There are a lots of questions and not so many good answers. There are many people claiming that they are the “experts” in the investing field but trust me, as someone who have been in the investing world I can tell you that 70% of these so called “experts” on the internet didn’t invest a cent in the market or read a page of a investing book.
And that’s why I offer you a step by step journey on how to find good index funds.
Step 1) Pick which index
For the most part every index fund tracks somehow different indexes. So its important to decide which index fund works best for you.
Keep in mind that there are indexed which are composed of stocks and a lots of other assets which are chosen based on:
Location / Geography
These funds which are in this one, are focus on stocks which are trade on foreign exchanges or even on a combination of international exchanges.
Market opportunities
This one is about emerging markets and other nascent.

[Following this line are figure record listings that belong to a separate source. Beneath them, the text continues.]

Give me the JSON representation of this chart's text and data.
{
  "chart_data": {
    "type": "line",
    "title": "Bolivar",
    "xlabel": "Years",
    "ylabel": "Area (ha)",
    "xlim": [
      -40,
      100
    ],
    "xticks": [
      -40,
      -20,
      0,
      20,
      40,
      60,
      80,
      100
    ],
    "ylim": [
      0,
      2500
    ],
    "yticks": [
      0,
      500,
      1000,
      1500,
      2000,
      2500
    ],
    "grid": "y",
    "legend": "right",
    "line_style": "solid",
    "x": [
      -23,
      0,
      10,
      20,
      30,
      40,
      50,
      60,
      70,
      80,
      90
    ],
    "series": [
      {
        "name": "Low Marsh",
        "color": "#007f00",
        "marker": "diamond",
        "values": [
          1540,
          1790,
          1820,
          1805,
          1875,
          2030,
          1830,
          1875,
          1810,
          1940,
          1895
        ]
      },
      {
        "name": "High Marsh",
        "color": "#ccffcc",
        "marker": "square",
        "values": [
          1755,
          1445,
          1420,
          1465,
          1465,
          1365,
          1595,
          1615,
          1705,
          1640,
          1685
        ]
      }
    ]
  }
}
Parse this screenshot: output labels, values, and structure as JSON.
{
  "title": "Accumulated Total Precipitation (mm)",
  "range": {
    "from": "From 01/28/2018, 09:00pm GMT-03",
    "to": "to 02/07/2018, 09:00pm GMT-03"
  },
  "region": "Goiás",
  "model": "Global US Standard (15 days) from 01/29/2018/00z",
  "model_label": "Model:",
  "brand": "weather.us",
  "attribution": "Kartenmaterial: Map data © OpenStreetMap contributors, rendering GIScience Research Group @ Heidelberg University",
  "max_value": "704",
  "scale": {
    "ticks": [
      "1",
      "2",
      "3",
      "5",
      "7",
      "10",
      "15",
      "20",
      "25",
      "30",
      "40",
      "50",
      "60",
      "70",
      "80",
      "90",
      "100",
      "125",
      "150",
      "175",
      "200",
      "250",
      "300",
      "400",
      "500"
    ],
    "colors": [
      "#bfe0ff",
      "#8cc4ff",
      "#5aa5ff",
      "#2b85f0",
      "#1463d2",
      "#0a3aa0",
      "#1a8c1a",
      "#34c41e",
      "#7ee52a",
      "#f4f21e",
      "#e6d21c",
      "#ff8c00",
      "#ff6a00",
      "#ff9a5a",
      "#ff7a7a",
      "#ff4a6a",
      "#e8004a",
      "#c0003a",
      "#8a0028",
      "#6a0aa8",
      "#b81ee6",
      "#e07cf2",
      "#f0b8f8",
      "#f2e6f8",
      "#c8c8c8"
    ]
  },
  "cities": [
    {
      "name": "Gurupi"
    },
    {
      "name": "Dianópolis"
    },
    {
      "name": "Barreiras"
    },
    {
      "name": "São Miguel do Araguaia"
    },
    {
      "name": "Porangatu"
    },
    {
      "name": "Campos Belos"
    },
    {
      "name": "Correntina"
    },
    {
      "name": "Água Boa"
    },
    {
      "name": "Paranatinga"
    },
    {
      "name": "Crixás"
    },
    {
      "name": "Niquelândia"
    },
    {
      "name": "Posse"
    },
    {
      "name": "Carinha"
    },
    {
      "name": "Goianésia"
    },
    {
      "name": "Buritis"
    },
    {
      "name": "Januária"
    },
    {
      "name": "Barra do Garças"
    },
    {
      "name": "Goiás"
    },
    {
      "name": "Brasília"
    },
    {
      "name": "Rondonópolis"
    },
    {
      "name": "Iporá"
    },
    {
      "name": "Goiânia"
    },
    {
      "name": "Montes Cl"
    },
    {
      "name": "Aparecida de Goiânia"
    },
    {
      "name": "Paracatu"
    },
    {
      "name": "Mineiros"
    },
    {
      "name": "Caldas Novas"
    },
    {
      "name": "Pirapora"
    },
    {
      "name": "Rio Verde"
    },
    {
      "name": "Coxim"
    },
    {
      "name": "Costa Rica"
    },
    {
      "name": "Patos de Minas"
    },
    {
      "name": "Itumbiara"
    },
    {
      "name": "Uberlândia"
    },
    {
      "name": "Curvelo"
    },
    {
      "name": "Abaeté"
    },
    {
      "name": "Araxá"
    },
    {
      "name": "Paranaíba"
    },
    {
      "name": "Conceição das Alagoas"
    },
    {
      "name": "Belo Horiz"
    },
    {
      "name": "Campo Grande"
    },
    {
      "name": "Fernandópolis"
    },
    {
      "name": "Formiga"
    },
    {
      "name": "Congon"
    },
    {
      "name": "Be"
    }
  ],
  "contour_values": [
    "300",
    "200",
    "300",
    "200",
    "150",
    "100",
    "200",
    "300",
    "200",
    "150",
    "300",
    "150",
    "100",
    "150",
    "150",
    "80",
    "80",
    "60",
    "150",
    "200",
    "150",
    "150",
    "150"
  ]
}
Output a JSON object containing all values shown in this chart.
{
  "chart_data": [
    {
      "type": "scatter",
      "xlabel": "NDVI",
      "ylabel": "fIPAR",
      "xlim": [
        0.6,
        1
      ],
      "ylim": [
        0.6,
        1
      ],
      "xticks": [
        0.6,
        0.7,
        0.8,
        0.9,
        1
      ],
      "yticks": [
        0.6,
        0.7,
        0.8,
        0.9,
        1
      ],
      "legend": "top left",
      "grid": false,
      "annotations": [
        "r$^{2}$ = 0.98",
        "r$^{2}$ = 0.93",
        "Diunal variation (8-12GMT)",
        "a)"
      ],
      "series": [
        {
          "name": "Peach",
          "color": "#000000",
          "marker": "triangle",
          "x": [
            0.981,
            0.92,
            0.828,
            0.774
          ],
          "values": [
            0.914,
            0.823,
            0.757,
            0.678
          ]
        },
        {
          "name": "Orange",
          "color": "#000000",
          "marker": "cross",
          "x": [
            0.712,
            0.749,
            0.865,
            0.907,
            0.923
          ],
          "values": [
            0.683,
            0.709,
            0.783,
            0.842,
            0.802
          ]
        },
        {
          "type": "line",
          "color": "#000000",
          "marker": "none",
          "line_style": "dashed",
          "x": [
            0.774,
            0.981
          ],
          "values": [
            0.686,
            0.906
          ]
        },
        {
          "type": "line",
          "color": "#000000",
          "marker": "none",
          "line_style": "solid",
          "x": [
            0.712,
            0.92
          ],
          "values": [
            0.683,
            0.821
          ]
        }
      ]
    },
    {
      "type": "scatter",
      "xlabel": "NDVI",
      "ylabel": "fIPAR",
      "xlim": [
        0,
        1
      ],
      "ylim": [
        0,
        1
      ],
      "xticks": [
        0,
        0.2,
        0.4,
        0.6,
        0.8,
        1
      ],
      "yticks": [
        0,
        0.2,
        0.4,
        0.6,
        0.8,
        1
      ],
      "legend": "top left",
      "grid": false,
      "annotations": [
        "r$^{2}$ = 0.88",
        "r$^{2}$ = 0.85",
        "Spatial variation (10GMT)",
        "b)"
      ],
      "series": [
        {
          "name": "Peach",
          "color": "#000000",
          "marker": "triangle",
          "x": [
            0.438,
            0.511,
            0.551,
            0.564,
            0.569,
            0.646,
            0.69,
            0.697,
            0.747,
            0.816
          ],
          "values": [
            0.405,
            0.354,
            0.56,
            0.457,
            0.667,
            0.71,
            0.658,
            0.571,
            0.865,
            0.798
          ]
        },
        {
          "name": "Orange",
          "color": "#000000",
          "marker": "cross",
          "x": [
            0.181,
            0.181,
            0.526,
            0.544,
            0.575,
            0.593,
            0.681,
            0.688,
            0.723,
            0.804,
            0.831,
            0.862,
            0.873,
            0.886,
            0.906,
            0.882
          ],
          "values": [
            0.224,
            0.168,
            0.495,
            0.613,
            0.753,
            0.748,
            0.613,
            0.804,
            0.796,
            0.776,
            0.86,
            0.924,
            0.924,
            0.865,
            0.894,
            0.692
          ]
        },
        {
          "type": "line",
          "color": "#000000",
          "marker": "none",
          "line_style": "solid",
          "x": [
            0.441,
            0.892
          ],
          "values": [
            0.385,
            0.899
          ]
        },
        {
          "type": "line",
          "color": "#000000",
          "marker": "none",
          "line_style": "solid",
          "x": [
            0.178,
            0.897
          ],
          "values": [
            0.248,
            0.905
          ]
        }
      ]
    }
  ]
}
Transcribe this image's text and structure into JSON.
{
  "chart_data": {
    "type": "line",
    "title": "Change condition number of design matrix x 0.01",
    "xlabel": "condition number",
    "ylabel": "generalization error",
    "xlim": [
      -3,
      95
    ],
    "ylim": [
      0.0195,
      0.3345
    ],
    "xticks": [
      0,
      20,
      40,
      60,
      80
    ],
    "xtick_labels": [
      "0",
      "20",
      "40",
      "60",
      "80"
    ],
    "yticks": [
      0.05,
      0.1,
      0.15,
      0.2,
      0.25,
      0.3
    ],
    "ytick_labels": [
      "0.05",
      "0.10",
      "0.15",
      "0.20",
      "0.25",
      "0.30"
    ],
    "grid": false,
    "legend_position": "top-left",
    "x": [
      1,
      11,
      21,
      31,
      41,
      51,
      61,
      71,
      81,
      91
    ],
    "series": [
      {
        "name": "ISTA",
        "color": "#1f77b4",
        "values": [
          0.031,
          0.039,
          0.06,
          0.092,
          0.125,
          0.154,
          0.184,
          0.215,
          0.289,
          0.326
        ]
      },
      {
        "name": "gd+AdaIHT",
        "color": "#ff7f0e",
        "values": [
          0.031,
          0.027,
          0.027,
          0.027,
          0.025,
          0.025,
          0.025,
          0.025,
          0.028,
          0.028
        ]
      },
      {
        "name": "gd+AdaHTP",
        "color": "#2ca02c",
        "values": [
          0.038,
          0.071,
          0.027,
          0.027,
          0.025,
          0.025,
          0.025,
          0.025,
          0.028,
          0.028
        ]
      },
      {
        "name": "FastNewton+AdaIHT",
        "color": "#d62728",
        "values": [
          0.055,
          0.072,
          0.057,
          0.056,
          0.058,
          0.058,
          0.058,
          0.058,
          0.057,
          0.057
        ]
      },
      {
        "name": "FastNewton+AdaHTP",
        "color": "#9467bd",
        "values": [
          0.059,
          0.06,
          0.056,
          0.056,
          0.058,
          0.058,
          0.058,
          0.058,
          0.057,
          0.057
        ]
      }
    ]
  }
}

Company size and capitalisation.
Here the index funds which are sort of tracking small, medium-sized or large companies
Asset type.
Here are we talking about the funds which are tracking domestic and foreign bonds, commodities, cash etc
Business sector or industry.
And on this last one are we talking about funds which are focused on consumer goods, technology, health-related businesses and every other field and industry.
Step 2) Select which index fund
After you have finished step 1 and decided which index you are most interested in then the time comes to choose which corresponding index fund to buy.
Most of the time it comes down to the cost. And if it is worth of buying or not.
The low costs index are pretty cheap to run and manage. and it is because they are for the most part automated to follow the shifts in value in an index.
However it is important that you don’t assume that all index mutual funds are cheap.
Keep in mind that even that these indexes aren’t actively managed by a team of well-paid analysts, they as well as the rest have with them some administrative costs.
And these costs are for the most part a subtracted from each fund shareholder’s returns as a percentage of their overall investment.
Step 3) Decide where to buy.
This is the last step and as important as the two once above this one.
You as an investor, trader or whatever you choose to call yourself can buy index in two ways.
The first way is buying the index through a brokerage and the second way is buying the index through a mutual fund company.